For decades, the standard options for hair loss have been finasteride, minoxidil, and surgery. None of them regrow hair from follicles that have already gone dormant. PP405 is designed to reactivate dormant hair follicle stem cells, offering a potential first-in-class approach for both men and women experiencing hair loss.
PP405 takes a different approach from current hair loss treatments, which mostly focus on secondary causes like hormones. Instead, it targets the primary biological pathway that controls the natural hair growth cycle.
What sets PP405 apart from existing treatments:
- Hair growth started from follicles where no hair was previously present, which existing drugs cannot achieve.
- Visible results appeared within eight weeks, compared to the 6 to 12 months of continuous therapy typically required with current treatments.
- The drug was specifically engineered for maximum penetration into the skin with minimal blood absorption, with no detectable drug levels in the blood confirmed across all patients.
How PP405 Works: The Mitochondrial Metabolic Switch Behind Hair Regrowth
The science behind PP405 is grounded in cell metabolism rather than hormonal interference.
The drug is an inhibitor of MPC, the mitochondrial pyruvate carrier. It is a membrane transporter on mitochondria that is able to shift the aerobic and anaerobic metabolism of the cell. In plain terms, it flips a metabolic switch inside hair follicle stem cells that has been stuck in the off position.
In Phase 1 trials, PP405 demonstrated statistically significant activation of Ki-67 in the hair follicle after just seven days of treatment compared to baseline. The architecture of the hair follicles was observed shifting from the resting telogen phase into the anagen growing phase, visible through changes in follicle structure on biopsy.

Key biological mechanisms confirmed in clinical testing:
- PP405 demonstrates statistically significant activation of Ki-67 in the hair follicle, a well-established marker of stem cell activity.
- MPC inhibition increases the follicle's reliance on glycolytic pathways, reactivating dormant stem cells.

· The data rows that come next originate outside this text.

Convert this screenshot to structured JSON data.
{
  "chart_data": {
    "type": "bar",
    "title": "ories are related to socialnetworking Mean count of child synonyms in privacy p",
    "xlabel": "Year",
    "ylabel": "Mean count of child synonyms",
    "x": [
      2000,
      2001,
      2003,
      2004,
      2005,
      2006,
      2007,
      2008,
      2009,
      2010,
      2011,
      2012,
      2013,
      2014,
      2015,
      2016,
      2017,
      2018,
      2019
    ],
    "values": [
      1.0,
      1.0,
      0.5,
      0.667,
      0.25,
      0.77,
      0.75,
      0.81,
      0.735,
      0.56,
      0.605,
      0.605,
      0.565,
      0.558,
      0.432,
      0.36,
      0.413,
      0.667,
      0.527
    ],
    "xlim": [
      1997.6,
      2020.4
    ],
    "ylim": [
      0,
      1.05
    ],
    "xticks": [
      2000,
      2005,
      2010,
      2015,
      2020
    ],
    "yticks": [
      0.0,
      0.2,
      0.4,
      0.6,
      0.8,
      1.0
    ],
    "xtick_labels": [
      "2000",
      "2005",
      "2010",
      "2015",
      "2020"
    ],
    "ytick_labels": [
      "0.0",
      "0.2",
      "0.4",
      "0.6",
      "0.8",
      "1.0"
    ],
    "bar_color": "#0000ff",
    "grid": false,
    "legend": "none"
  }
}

- The treatment activates dormant hair follicle stem cells, restoring the natural regenerative capacity of the follicle and activating new hair growth in previously bald areas.
Phase 2a Results, $120 Million in Funding, and the Road to Phase 3 in 2026
Pelage Pharmaceuticals raised $120 million in Series B financing co-led by ARCH Venture Partners and GV (Google Ventures), with participation from existing investors including Main Street Advisors, Visionary Ventures, and YK Bioventures.
The Phase 2a trial results that triggered that funding round were notable:
- At week eight, 31% of men with a higher degree of hair loss treated with PP405 experienced a greater than 20% increase in hair density, compared to 0% in the placebo group.
- PP405 demonstrated the ability to induce new hair growth from follicles where no hair was previously present, offering early validation of its regenerative potential.
- The Phase 2a trial reported no detectable systemic absorption in blood on pharmacokinetic testing.
Pelage expects to initiate late-stage studies in 2026, designed to further evaluate the safety and efficacy of PP405 in patients with androgenetic alopecia. As for when patients could actually access it, even with a smooth Phase 3, regulatory review and manufacturing scale-up typically mean availability is still measured in years, with PP405 unlikely to reach the market before 2028 or 2029.